BUN, Blood urea nitrogen.
Intrinsic renal disease
Intrinsic renal diseases that result in AKI are commonly categorized according to the primary site of injury (glomerulus, renal tubules, interstitium, renal vasculature). Glomerular diseases are often described as having either a nephritic or nephrotic pattern, though these can overlap. The classic nephritic pattern is seen in glomerulonephritis, where inflammation of the glomerulus leads to filtration of white and red blood cells into the tubule, resulting in an active urinary sediment, which consists of cellular elements often in the form of casts. Nephrotic syndrome is the classic nephrotic pattern, characterized by excessive proteinuria and an absence of cellular elements. Tubulointerstitial injury is most often due to ischemia or nephrotoxins (aminoglycosides, radiographic contrast agents). Injury may also occur during reperfusion due to an influx of inflammatory cells, cytokines, and oxygen free radicals. Up to three-quarters of cases of acute interstitial nephritis are attributable to medications, the majority of which are antibiotics and NSAIDs. Diseases of the renal vasculature that may cause AKI include vasculitides, atheroembolic disease, or renal vein thrombosis. Immunologic diseases such as scleroderma and thrombotic microangiopathies (i.e., hemolytic uremic syndrome) may also damage renal vessels and cause AKI.
Postrenal disease
Postrenal or obstructive disease is the least common and most easily reversible mechanism for AKI. Postrenal injury occurs when urinary outflow tracts are obstructed, as with prostatic hypertrophy, ureteral stones, or cancer-causing extrinsic compression. It is important to diagnose postrenal causes of AKI promptly because the potential for recovery is inversely related to the duration of the obstruction. Renal ultrasonography is often useful for determining the presence of obstructive nephropathy. Percutaneous nephrostomy can relieve obstruction and rapidly improve renal function.
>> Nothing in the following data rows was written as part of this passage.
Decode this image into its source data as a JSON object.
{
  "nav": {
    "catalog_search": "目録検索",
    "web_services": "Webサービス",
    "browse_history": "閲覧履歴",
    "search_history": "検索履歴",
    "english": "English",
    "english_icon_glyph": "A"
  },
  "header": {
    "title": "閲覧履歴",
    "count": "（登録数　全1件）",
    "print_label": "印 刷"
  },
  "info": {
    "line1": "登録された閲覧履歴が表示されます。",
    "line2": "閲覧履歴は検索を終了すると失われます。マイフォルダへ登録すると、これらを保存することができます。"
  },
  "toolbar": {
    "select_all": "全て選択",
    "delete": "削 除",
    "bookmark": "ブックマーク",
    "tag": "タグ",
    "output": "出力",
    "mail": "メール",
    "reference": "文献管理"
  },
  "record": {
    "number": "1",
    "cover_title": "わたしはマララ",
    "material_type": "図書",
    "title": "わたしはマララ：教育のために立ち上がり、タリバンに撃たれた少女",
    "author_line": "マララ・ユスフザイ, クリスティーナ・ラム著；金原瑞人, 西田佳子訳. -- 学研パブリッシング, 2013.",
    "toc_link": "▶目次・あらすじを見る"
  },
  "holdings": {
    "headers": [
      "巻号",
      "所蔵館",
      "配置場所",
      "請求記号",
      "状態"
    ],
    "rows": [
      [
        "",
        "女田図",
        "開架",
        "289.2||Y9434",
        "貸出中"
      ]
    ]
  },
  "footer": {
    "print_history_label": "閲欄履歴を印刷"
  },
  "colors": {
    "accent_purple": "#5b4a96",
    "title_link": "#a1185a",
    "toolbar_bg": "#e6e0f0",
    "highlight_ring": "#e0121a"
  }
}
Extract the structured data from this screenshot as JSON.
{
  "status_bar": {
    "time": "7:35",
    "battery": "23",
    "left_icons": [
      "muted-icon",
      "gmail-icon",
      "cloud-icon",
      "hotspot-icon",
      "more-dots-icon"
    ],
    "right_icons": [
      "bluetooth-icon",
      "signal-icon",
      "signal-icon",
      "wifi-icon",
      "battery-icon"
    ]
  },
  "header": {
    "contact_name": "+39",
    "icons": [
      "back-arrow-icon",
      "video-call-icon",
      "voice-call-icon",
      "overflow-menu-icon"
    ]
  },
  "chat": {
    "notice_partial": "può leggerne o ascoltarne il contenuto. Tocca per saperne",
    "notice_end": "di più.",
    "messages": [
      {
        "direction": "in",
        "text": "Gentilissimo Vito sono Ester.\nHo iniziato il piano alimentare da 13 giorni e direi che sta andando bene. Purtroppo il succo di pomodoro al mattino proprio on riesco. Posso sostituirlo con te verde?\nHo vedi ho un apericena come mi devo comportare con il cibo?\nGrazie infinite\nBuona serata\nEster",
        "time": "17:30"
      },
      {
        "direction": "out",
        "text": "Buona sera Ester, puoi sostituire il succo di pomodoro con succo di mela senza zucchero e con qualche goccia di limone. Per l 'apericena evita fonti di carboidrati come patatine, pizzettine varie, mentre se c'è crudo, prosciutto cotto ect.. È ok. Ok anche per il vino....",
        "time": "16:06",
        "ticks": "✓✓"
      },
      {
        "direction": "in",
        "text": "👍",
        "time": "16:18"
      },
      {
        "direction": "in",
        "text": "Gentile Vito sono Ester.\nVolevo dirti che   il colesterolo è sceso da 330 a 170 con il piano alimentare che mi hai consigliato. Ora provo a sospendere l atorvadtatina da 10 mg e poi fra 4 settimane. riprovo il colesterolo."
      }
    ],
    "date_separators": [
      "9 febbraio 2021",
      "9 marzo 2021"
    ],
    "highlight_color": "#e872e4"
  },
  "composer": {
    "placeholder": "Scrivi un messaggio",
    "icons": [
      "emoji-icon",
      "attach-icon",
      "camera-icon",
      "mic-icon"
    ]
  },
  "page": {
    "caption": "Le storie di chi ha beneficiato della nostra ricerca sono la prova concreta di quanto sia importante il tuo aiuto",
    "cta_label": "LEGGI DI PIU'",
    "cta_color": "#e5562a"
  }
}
Risk factors for development of acute kidney injury
Risk factors for the development of AKI include preexisting renal disease, advanced age, diabetes, sepsis, trauma, hypovolemia, chronic liver disease, congestive heart failure (CHF), anemia, proteinuria, and burns ( Table 21.6 ). Iatrogenic components that predispose to AKI include emergency surgery, major operative procedures (in particular those requiring cardiopulmonary bypass), inadequate fluid resuscitation, sustained hypotension, delayed treatment of sepsis, and administration of nephrotoxic drugs or dyes.
TABLE 21.6
Risk Factors for Perioperative Renal Failure
Data from Sladen RN. Oliguria in the ICU: systemic approach to diagnosis and treatment. Anesthesiol Clin North America . 2000;18(4):740, table 21.1.
| Advanced age Preexisting renal insufficiency Congestive heart failure Diabetic nephropathy Hypertensive nephropathy Liver failure Pregnancy-induced hypertension Autoimmune disease (e.g., systemic lupus erythematosus) Sepsis/shock |
High-risk surgical procedures
Trauma
|
Complications associated with acute kidney injury
Acute, severe complications of AKI result from impaired fluid balance and electrolyte homeostasis. Retained fluid and solutes, together with inability to maintain pH, lead to volume overload, electrolyte abnormalities, and metabolic acidosis. AKI manifests in organ system dysfunction throughout the body. In addition, infections occur frequently in patients who develop AKI and are a leading cause of morbidity and mortality.
Neurologic complications of AKI include confusion, asterixis, somnolence, seizures, and polyneuropathy. These changes appear to be related to the buildup of protein and amino acids in the blood and fluid overload, and symptoms may be ameliorated by dialysis.
Cardiovascular and pulmonary complications include systemic hypertension, congestive heart failure, and pulmonary edema, reflecting salt and water retention. The presence of congestive heart failure or pulmonary edema suggests the need to decrease the intravascular fluid volume. Cardiac dysrhythmias may develop; peaked T waves and widened QRS complexes are indicative of hyperkalemia. Uremic pericarditis may also occur.
Hematologic complications include anemia, decreased vitamin D activation, and coagulopathy in the setting of uremia-induced platelet dysfunction. Hematocrit values between 20% and 30% are common as a result of hemodilution and decreased erythropoietin (EPO) production.
Metabolic derangements include hyperkalemia, hyperphosphatemia, hypocalcemia, hypermagnesemia, hypoalbuminemia, hyponatremia, and metabolic acidosis.
Gastrointestinal complications include anorexia, nausea, vomiting, and ileus. Gastroparesis may occur due to uremia. Upper gastrointestinal bleeding occurs in as many as one-third of patients who develop AKI and may contribute to anemia.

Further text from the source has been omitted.